In this context, it seems a very promising strategy to investigate the effectiveness of ALA combined with PEA, in an in vitro lipopolysaccharide-stimulated (LPS) human epithelial pulmonary cell model which mimics the pathogen-associated molecular pattern and signaling seen in the “cytokine storm syndrome” (Citation32,Citation33). In LPS-induced acute lung injury (ALI) in vitro model, the positive effects on the main mechanisms involved in pulmonary epithelial cells injury of the combination before and after LPS-damage have been investigated to hypothesize a new human formulation with side effects-free therapy.

Methods

Pulmonary and macrophages cell culture

Primary Human Small Airway Epithelial Cells (HSAEC) purchased from American Type Culture Collection (Manassas, VA, USA), are patho-physiologically relevant for respiratory diseases affecting the distal airways/lung including COVID-19 since they are positive to ACE2 and KRT5 receptors (Citation34). The cells were cultured in small airway epithelial basal medium (PromoCell, Heidelberg, Germany) with Supplement Mix (PromoCell, Heidelberg, Germania) containing Epidermal Growth Factor (recombinant human) 10 ng/ml, Insulin (recombinant human) 5 µg/ml, Hydrocortisone 0.5 µg/ml, Epinephrine 0.5 µg/ml, Triiodo-L-thyronine 6.7 ng/ml, Transferrin (recombinant human) 10 µg/ml, Retinoic Acid 0.1 ng/ml, Bovine Serum Albumin-Fatty Acid Free (BSA-FAF) 2.5 mg/ml and 1% penicillin/streptomycin (P/S; 10,000 U/ml, Gibco Life technologies, USA) in incubator at 37 °C, 5% CO2.

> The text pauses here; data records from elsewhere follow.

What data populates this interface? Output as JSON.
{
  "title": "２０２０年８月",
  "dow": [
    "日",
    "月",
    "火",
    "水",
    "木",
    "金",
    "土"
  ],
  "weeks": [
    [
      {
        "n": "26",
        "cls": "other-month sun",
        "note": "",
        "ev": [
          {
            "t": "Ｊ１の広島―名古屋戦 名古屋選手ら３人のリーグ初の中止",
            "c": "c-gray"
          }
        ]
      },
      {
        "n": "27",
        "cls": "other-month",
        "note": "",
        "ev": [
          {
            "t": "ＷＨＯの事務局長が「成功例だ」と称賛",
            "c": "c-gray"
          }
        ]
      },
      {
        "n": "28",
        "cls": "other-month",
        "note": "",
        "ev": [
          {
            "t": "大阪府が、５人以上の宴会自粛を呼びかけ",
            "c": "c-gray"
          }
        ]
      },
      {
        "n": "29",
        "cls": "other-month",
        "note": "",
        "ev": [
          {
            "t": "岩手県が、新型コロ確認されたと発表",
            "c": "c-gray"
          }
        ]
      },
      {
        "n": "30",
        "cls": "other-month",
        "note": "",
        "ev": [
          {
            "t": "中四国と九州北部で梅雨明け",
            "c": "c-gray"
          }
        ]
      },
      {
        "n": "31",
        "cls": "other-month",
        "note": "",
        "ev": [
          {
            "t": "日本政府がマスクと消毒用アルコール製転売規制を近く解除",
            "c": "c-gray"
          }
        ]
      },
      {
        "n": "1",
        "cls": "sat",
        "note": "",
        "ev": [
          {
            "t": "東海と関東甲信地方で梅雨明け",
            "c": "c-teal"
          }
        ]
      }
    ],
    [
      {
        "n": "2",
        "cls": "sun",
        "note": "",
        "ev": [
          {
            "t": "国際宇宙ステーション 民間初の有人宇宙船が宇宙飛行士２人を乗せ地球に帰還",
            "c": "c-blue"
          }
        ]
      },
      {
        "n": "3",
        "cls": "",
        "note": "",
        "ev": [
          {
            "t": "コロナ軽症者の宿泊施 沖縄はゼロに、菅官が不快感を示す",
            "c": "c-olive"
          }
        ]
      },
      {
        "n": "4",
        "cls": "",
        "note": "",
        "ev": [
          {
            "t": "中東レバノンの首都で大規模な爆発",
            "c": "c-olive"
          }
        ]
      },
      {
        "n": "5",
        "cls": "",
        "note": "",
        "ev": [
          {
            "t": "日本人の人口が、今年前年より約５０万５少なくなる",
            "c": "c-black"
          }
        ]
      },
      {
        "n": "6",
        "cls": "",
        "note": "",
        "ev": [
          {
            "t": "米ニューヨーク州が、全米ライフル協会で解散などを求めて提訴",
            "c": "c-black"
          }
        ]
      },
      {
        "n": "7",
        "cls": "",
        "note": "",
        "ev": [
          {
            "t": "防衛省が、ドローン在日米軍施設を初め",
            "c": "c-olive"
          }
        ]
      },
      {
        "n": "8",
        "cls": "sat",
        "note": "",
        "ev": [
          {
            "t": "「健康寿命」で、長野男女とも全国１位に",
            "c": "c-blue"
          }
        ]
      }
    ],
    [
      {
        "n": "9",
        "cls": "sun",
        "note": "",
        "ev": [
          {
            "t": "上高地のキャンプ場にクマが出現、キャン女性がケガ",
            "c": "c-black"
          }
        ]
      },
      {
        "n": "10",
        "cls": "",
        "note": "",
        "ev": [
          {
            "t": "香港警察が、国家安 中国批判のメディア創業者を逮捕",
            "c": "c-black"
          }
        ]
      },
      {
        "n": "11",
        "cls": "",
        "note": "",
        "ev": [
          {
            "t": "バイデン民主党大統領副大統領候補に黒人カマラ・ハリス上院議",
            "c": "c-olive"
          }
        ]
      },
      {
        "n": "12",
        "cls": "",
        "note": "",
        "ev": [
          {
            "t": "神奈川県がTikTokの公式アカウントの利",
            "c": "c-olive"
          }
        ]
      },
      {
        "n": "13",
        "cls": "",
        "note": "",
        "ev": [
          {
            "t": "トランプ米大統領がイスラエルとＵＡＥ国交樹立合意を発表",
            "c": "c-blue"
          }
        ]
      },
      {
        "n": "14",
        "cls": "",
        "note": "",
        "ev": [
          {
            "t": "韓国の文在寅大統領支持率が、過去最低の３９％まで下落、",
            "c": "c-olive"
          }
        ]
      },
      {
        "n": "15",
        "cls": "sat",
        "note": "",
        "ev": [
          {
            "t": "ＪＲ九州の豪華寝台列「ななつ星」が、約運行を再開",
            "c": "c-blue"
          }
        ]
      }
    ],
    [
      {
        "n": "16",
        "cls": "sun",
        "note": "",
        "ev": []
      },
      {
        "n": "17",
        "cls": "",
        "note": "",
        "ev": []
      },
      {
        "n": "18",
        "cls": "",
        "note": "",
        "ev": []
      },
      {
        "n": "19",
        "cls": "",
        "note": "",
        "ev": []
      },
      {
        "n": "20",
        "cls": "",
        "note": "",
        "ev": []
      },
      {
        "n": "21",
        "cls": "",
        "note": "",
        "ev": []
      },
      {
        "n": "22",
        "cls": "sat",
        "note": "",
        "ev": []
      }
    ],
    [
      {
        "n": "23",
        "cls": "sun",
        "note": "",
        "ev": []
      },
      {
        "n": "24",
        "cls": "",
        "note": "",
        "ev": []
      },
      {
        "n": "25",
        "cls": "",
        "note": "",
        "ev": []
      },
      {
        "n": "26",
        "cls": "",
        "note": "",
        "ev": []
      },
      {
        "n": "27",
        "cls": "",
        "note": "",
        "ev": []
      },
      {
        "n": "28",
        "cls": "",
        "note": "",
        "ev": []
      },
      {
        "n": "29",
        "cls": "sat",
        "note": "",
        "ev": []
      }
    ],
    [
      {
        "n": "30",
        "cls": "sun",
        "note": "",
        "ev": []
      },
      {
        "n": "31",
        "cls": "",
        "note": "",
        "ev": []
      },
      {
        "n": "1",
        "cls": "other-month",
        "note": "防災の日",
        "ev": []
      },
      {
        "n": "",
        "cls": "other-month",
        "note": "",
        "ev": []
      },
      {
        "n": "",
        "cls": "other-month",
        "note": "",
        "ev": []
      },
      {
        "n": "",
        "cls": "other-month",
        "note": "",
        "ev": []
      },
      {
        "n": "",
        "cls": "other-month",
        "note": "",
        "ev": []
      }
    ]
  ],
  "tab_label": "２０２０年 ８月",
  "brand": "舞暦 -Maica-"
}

Human monocytic THP-1 cells were maintained in culture in Roswell Park Memorial Institute medium (RPMI, Invitrogen, USA) culture medium containing 10% of heat inactivated fetal bovine serum (Invitrogen, USA) and supplemented with 10 mM Hepes (Gibco, Life technologies, USA), 1 mM pyruvate (Gibco, Life technologies, USA), 2.5 g/l D-glucose (Merck, Germany) and 50 pM ß-mercaptoethanol (Gibco; Life technologies, USA). THP-1 monocytes were differentiated to macrophages-like cells with 7.5 ng/ml of phorbol 12-myristate 13-acetate (PMA; Sigma-Aldrich, Milan, Italy) incubated for 48 h. Differentiated THP-1 cells were trypsinized and used in the experiments (Citation35).

Experimental protocol

Both cell types were used to investigate the effects of ALA and PEA, either alone or in combination to support the cellular mechanisms to prevent fibrosis. In addition, the role of inflammatory conditions mimicking COVID-19 syndrome caused by LPS as a side effect was investigated in presence of these substances tested alone or in combination to prevent or restore the damage. In the first set of experiments, on both HSAEC and THP-1 cells, the role of PEA and ALA under physiological condition was analyzed in a dose-dependent manner. In this step, cell viability test was performed with ALA (from 5 µM to 500 µM) (Citation36) and PEA (from 1 µM to 10 µM) (Citation28) to determine their optimal concentrations for 24 h, and these concentrations (ALA 50 µM and PEA 5 µM) were maintained in all successive experiments. The combination with ALA and PEA was investigated during 24 h to analyze cell viability without cytotoxicity on both cell types. In this part of the study a co-culture system was performed to analyze the effects of ALA and PEA, alone or in combination, using an in vitro model of the human air-blood barrier (Citation35). In a second set of experiment, the role of inflammatory network was investigated by pretreatment for 24 h with 1 µg/ml LPS, to mimic COVID-19 infection (Citation37). Particularly, the ability of ALA and PEA alone or in combination to restore COVID-19 infection was investigated by analyzing the cytokines panel, as IL-1b (Citation38), IL-6 (Citation39), IL-10 (Citation40) and TNFα (Citation6), involved during COVID-19 infection. Moreover, the evaluation of inflammation receptors, such as TLR4 (Citation41), and analysis of the principal molecular mechanisms involved during COVID-19 inflammation were performed at 24 h.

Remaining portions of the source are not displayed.